Machine Learning Engineer
- East Bay, CA, United States
- San Francisco, CA, United States
- Silicon Valley, CA, United States
- Austin, TX, United States
- Apache Spark
Afresh is on a mission to reduce food waste and increase access to nutritious food globally by transforming the fresh food supply chain. Our solution is currently deployed in hundreds of grocery stores across the United States and is on track to reduce 30 million pounds of food waste per year with our existing customers alone. By 2021, we're aiming to reduce food waste by a quarter billion pounds per year.
The Modeling and Optimization team builds Afresh's core replenishment technology. Our models are directly responsible for ordering millions of dollars of fresh inventory across the world every day; fresh food ordering is an extremely complex high-dimensional decision-making problem! We face the complex challenges presented by decaying product, uncertain shelf lives, varying consumer demand, stochastic arrival times, extreme weather events, and tight performance constraints (to name a few). We tackle these problems with a mix of machine learning, large-scale simulation, and optimization technologies.
You will be working on pushing the boundaries of our system's performance on product categories we're already live in, as well as expanding our product to entirely new categories. You will be responsible for implementing new systems end-to-end, including working with product teams to define the business needs of a solution, reviewing research papers and implementing novel ideas, and scaling up experiments to generate predictions and decisions on millions of items every day. Your work will be visible from day one, will make a substantial impact on decreasing food waste, and will lead to fresher, healthier produce for millions of people across the world.
What you will do:
-In your first 3 months, you will experiment with new features, train and validate new models, and push updates to all of our customers. You will build a strong understanding of perishable inventory control, time series forecasting, and simulation techniques.
-By the end of your first 6 months, you will have proposed, implemented, and rigorously tested algorithmic or engineering improvements to our core models, featurization, or automatic training and experimentation systems.
-By the end of your first year, you will have implemented new modeling techniques, expanded our product offering to new categories with novel algorithms, and scaled your solution to our entire customer base.
-We need to make optimal ordering decisions for millions of items for weeks at a time, and our system must be fault-tolerant to an extreme. Our partners rely on our system to order millions of dollars of inventory every day, and so your code must be rigorously validated, tested, and bug-proof. This is not an analytics team.
What skills and experience do you need?
-2+ years of professional software development experience with advanced machine learning or statistical and numerical optimization methods.
-You have repeatedly and successfully taken complex research ideas from experiment to production, and you write high-quality and high-performance code that lives outside of experiments.
-Familiarity with forecasting techniques, time series analysis, and large-scale stochastic optimization is a plus.

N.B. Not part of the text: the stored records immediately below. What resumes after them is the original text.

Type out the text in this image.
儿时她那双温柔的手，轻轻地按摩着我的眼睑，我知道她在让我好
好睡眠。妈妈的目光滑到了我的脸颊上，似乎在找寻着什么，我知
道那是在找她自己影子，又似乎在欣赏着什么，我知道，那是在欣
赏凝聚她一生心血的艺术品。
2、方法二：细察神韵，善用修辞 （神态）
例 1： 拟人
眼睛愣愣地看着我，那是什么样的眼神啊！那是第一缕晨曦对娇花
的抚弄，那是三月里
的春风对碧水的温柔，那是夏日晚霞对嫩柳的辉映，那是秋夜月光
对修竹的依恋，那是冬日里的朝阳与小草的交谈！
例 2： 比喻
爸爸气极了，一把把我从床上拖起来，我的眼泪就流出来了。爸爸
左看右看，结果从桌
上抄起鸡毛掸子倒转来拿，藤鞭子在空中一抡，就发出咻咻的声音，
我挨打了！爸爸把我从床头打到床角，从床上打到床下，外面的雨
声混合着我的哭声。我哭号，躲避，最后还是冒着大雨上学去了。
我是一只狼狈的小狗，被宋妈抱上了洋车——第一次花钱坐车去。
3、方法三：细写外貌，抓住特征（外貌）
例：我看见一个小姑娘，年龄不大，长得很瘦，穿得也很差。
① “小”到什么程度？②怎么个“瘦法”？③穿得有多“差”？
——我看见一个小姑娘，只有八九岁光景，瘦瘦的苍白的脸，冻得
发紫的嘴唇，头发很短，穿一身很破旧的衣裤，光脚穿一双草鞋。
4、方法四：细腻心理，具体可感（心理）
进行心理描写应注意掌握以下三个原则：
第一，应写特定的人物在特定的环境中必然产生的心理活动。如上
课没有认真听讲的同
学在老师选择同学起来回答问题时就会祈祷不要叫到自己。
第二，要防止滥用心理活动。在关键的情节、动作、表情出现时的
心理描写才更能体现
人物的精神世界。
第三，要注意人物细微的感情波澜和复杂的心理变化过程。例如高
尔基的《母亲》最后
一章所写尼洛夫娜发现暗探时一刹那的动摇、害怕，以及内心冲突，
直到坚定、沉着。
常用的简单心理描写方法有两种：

-A graduate degree in operations research, computer science, electrical engineering, statistics, or similar quantitative field is a plus.
About Afresh Technologies
Afresh is a revolutionary new approach to fresh ordering, forecasting, and store operations for grocery retailers. Using cutting-edge technology (AI, ML, deep reinforcement learning, etc.), we build tools that help grocers and other supply chain constituents reduce food waste and maximize profit by forecasting demand and optimizing decisions.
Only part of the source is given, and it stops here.